Jujur saja, kita lebih sering membaca untuk pamer, bukan untuk memahami. Atau bahkan lebih sering mengoleksi buku untuk hiasan di ruang tamu, bisa juga untuk menciptakan kesan bahwa “saya seorang intelektualis.” Mungkin kita telah lupa apa yang pernah diingatkan oleh Paulo Freire bahwa membaca bukan sekadar menjejalkan huruf ke dalam kepala, melainkan sebuah proses untuk belajar membaca dunia.

Di tengah hiruk-pikuk mahasiswa, yang dulu dikenal sebagai motor penggerak perubahan, kini diskusi-diskusi itu kehilangan nyawa. Obrolan yang dahulu dipenuhi semangat ide-ide besar kini terasa dangkal dan hanya sekadar mengisi waktu, mencari validasi, atau bahkan hanya untuk menghias Instagram Story.

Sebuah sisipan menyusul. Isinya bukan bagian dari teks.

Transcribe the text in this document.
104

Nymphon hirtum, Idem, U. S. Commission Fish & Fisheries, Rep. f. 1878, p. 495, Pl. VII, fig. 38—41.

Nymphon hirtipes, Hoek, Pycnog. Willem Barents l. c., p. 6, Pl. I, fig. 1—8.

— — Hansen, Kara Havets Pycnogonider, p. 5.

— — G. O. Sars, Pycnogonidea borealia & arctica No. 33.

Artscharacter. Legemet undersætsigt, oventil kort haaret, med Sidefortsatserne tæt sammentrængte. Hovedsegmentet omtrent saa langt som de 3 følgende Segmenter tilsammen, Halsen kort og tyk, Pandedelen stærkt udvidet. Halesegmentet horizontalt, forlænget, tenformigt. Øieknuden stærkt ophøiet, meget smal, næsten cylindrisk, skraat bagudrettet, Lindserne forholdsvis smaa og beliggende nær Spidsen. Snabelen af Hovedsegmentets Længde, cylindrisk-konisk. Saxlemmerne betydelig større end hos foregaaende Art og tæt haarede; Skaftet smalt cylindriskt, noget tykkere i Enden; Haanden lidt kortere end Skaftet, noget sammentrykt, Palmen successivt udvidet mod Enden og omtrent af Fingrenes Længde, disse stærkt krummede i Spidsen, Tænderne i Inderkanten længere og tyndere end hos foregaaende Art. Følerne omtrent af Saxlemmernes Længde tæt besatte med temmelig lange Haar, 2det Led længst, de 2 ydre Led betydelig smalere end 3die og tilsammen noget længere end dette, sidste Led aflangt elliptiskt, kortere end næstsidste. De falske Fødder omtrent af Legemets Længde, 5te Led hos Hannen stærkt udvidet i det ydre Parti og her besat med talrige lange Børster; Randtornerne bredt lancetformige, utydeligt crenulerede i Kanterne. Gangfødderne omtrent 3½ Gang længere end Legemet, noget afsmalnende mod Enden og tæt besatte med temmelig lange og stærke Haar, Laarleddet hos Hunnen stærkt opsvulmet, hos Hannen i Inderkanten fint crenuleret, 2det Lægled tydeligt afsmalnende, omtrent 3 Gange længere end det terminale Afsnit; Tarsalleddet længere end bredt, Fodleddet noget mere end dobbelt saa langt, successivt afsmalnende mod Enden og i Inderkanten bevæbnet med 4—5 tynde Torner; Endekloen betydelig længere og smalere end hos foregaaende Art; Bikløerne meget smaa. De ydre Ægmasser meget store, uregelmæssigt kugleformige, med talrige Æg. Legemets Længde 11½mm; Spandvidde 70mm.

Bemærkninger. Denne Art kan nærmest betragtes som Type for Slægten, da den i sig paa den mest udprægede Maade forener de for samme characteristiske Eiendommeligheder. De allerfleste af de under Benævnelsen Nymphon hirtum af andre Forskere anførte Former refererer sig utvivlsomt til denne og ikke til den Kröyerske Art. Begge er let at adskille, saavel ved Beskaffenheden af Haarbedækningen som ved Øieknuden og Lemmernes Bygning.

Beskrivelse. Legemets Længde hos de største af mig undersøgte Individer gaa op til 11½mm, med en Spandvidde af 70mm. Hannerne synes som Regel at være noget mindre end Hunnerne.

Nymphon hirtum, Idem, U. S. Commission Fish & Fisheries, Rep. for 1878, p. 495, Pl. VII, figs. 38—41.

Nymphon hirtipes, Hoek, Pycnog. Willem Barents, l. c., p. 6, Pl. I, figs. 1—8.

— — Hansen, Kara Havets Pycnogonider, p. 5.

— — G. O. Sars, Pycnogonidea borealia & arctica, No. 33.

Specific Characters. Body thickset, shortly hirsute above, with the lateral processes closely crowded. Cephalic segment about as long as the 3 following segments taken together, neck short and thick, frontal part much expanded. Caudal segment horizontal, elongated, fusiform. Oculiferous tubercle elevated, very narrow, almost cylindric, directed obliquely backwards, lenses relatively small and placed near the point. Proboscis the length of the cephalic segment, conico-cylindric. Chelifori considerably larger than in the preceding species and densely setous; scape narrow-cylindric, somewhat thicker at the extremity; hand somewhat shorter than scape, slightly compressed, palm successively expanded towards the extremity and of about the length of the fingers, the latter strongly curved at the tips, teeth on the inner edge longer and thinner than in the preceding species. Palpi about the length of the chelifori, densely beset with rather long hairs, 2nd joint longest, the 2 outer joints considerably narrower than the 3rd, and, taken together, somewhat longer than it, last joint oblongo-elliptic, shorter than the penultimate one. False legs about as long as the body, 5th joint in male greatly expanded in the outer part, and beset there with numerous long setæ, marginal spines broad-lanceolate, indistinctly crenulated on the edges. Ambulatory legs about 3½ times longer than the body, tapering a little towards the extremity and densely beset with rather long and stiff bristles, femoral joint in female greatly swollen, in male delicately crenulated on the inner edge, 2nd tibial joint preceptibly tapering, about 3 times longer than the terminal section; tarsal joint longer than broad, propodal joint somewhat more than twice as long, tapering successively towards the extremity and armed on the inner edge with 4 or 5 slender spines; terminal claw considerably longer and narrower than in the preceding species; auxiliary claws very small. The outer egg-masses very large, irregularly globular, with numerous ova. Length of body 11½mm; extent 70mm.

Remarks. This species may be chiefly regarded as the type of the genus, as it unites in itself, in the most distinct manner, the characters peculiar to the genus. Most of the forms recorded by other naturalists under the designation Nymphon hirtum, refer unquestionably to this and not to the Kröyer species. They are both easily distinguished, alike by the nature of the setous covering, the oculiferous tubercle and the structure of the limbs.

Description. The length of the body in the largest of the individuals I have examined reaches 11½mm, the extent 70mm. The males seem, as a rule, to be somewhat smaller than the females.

Terkadang, saya bertanya-tanya, apakah kita telah kehilangan warisan dialektika ala Socrates, di mana percakapan bukan sekadar berbicara, tetapi sebuah sarana untuk mendekati kebijaksanaan? Percakapan, dalam tradisi tersebut, adalah ruang untuk mengasah pikiran, menguji argumen, dan memperdalam pemahaman, bukan sekadar bentuk ekspresi yang cepat berlalu.

Byung-Chul Han, dalam The Burnout Society, menyebut kita sebagai manusia yang kelelahan. Makassar, di tengah semangat kompetitif yang kian menguat, tidak luput dari diagnosis ini. Kita terus berlari, mengejar segala yang tampak di depan mata, tetapi sering kali lupa untuk berhenti sejenak dan bertanya, “Ke mana kita sebenarnya pergi?”

Membaca, yang sejatinya adalah ruang untuk jeda refleksi dan perenungan, kini terpinggirkan oleh tuntutan untuk terus produktif, untuk selalu bergerak tanpa henti. Dunia modern seolah menuntut kita untuk terus berlari, mengejar tujuan tanpa memberi waktu bagi diri untuk berhenti sejenak, merenung, dan meresapi makna dalam setiap langkah yang kita ambil.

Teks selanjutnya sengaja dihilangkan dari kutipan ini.